Morle is co-founder and CEO of Pollenizer, an Australian “startup science” company that employs lean startup methodologies to build incubation and acceleration programs for high growth tech businesses worldwide. One of Pollenizer’s most notable success stories is group buying website Spreets, which in 2010 was bought by Yahoo 7 for $40 million.
Morle explained to investors how the startup lifecycle differs from what many would be used to. Specifically, startups need more ongoing early support and can be riskier, but in return they can experience exponential growth far exceeding that of traditional small business.
He also suggested that to offset the greater risk due to a higher failure rate, startups could be grouped together rather than treated as individual investments. CRIG hopes to offer this risk mitigation strategy to local investors by pooling a number of regional startups.
“You can’t put a price on the level of credibility that a man like Phil Morle brings to a room of potential investors,” Haines said. “It’s really the first time that anyone has come to this region and placed startups on the map as a legitimate investment option for local investors.”
“Phil really helped people understand the value of supporting our emerging entrepreneurs.”
Upcoming Travelling Entrepreneurs
Morle may have been the first major travelling entrepreneur to Cairns, but he’s unlikely to be the last, with Steve Baxter from Network Ten’s Shark Tank slated to attend another Cairns investment forum over the coming months.
The investments Baxter has made in early-stage startups in the last three years have yielded companies with a combined value exceeding $100 million, so it’s not difficult to understand why the CRIG have worked to lure him to the Far North.
“I first came across Steve Baxter through my contact with River City Labs in Brisbane, and of course now he’s appearing on Shark Tank,” Haines said. “It’s very exciting for Cairns to have someone of his stature take the time to visit our region.
“He has precisely the kind of experience and knowledge we’d love to tap into.”
Himself a Queenslander, Baxter opened the Tablelands’ first Startup Weekend earlier this month via Skype.
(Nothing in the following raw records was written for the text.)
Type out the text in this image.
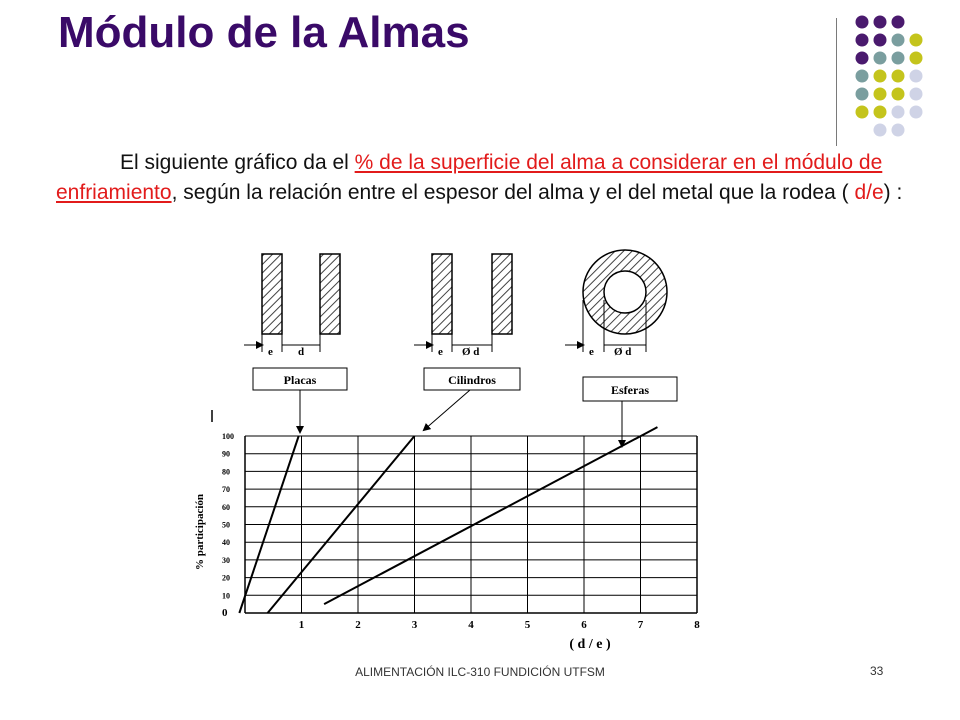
Módulo de la Almas
El siguiente gráfico da el % de la superficie del alma a considerar en el módulo de enfriamiento, según la relación entre el espesor del alma y el del metal que la rodea ( d/e) :
e d
Placas
e Ø d
Cilindros
e Ø d
Esferas
0
10
20
30
40
50
60
70
80
90
100
1	2	3	4	5	6	7	8
% participación
( d / e )
ALIMENTACIÓN ILC-310 FUNDICIÓN UTFSM	33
According to CRIG co-founder Damian Zammit, dates for the upcoming Cairns event, which Baxter will attend in person, will be released as soon as scheduling discussions are finalised.
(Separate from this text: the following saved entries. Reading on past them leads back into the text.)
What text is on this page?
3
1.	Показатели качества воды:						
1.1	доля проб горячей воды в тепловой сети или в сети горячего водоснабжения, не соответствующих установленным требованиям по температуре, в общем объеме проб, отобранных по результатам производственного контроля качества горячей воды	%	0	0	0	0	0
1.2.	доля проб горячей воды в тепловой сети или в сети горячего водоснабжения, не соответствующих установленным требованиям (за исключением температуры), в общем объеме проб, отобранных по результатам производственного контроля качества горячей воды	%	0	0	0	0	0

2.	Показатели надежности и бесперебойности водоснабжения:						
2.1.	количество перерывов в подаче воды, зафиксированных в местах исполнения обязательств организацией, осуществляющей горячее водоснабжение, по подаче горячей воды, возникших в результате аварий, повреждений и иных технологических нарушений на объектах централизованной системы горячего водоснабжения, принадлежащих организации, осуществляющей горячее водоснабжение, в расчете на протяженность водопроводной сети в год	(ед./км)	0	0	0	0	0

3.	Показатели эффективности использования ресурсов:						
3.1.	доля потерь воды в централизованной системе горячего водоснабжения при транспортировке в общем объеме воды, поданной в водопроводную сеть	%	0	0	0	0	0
In another coup for the region, the upcoming Cairns Startup Weekend has secured keynote speaker Dr Clarence Tan from Singularity University, a think tank based in NASA Research Park in Silicon Valley.
Tan is SU’s Australia/Asia Pacific Ambassador, as well as being a founder, angel investor, mentor, professor… his list of experience and accomplishments is difficult to summarise. His insights are sure to be invaluable, and it’s hoped his visit will bring further credibility to an ecosystem still struggling to gain visibility with investors.
While Cairns has produced startups like Konveen and Inspection Apps, it still struggles with its image as an Australian “lifestyle choice” rather than a genuine investment opportunity. But good startup communities transcend nations, and a Chamber of Commerce delegation will head to Guangzhou, China in early June to seek international investment.
The local startup scene is still developing and may be a long way from posting its own Spreets-style success story, but with upcoming events like Startup Weekend – Tourism and Hospitality, the organisers’ hope is that there may be some new ventures looking for funding in Cairns’ not-too-distant future.